Back when I was a child, my mother never had a babysitter for me and my siblings. But she did have an old record player. And in the afternoon, she’d set it up for us along with a stack of records so she’d be able to work in peace for at least a couple of hours in the next room. Though the term “Home Office” wasn’t yet in use, the difficulties experienced by working mothers in such situations were the same as today.
For a long time, our favourite record was “The Bach Family’s Wondrous Journey”. It was a lovingly made children’s introduction to the music of the Bachs that told the tale of this family’s adventures during their stays at various princely courts and their many trips abroad. The narrative centred on the Bach children, Johann Sebastian and his siblings. We got to know the eventual master as a young boy who often preferring playing in the garden to the practice room, who sometimes had an awful time trying to compose, and who played in musical contests against his siblings where the winner got a reward.

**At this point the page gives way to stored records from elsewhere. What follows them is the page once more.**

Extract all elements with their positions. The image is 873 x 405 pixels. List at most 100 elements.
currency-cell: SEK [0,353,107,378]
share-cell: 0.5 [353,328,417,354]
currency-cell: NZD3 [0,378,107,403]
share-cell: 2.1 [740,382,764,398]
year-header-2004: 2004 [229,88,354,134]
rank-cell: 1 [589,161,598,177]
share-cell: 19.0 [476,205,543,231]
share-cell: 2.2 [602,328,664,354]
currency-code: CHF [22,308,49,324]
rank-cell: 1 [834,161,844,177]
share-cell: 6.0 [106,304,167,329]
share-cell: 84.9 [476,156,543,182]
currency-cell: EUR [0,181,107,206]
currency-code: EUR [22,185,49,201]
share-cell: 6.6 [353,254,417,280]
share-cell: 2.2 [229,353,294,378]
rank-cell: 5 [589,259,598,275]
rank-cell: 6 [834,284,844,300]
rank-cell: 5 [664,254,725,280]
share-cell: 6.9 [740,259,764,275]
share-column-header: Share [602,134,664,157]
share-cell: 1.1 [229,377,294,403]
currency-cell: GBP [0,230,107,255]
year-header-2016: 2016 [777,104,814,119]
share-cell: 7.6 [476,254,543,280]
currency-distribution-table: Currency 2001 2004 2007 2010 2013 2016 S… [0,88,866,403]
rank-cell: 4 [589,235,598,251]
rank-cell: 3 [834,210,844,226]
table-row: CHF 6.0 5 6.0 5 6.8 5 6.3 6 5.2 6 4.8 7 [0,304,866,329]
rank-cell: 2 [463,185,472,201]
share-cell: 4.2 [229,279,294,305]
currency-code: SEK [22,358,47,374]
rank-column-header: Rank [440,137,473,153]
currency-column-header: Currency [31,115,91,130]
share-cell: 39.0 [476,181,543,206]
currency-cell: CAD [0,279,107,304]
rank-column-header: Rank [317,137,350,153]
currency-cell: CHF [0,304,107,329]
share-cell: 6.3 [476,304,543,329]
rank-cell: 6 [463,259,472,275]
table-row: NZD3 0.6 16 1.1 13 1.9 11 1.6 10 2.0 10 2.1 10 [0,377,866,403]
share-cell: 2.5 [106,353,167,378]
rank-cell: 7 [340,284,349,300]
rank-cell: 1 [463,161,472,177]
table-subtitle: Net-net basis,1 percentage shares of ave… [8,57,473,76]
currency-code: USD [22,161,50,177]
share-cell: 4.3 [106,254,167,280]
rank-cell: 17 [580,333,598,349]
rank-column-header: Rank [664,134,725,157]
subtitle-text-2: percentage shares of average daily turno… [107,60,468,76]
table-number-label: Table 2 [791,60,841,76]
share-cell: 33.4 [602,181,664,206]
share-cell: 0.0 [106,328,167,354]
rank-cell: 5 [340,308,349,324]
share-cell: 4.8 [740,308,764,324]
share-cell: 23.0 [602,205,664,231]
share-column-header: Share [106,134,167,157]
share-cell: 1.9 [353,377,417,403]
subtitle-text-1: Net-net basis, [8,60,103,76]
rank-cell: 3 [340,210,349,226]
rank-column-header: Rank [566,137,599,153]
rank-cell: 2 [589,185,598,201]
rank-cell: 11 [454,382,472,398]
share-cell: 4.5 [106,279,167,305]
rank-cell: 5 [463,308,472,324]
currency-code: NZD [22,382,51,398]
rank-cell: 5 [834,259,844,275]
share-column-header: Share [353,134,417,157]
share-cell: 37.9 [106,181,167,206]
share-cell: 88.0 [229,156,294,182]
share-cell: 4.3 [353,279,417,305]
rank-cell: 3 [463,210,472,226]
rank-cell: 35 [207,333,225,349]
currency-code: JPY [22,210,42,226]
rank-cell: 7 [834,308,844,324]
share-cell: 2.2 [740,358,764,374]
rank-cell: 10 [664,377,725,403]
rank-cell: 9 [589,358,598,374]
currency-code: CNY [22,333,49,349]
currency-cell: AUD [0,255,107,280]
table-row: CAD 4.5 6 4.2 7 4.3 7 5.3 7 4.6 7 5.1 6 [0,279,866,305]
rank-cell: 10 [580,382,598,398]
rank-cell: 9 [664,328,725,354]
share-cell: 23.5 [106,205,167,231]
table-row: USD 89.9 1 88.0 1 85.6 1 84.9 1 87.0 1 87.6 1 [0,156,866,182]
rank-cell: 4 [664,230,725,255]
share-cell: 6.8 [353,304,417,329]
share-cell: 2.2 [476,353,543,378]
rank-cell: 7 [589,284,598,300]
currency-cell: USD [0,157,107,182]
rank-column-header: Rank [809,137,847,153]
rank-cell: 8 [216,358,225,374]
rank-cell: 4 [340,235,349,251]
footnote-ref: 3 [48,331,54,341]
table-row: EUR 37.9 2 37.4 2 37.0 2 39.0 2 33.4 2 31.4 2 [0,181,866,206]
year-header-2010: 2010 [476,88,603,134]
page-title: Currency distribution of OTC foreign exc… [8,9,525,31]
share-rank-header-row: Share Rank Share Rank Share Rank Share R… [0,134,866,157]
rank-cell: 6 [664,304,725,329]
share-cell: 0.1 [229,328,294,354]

What fascinated us most were those parts of the story where the Bachs attempted to obtain princes’ favour and goodwill, to win them as patrons. The idea that someone would provide someone else with a nice room and good food in return for pursuing their art was one that appealed to us a lot, and we would’ve loved to lead such lives ourselves. But these days, the spirit of patronage is dying out. Private grants for artists are more the exception than the rule. Sure, there are still companies that sponsor musical events—but finding an art-loving family who would offer food and board to artists so that they could compose their music, write their books, and rehearse their roles has long since become an illusory hope. Which is quite a shame indeed.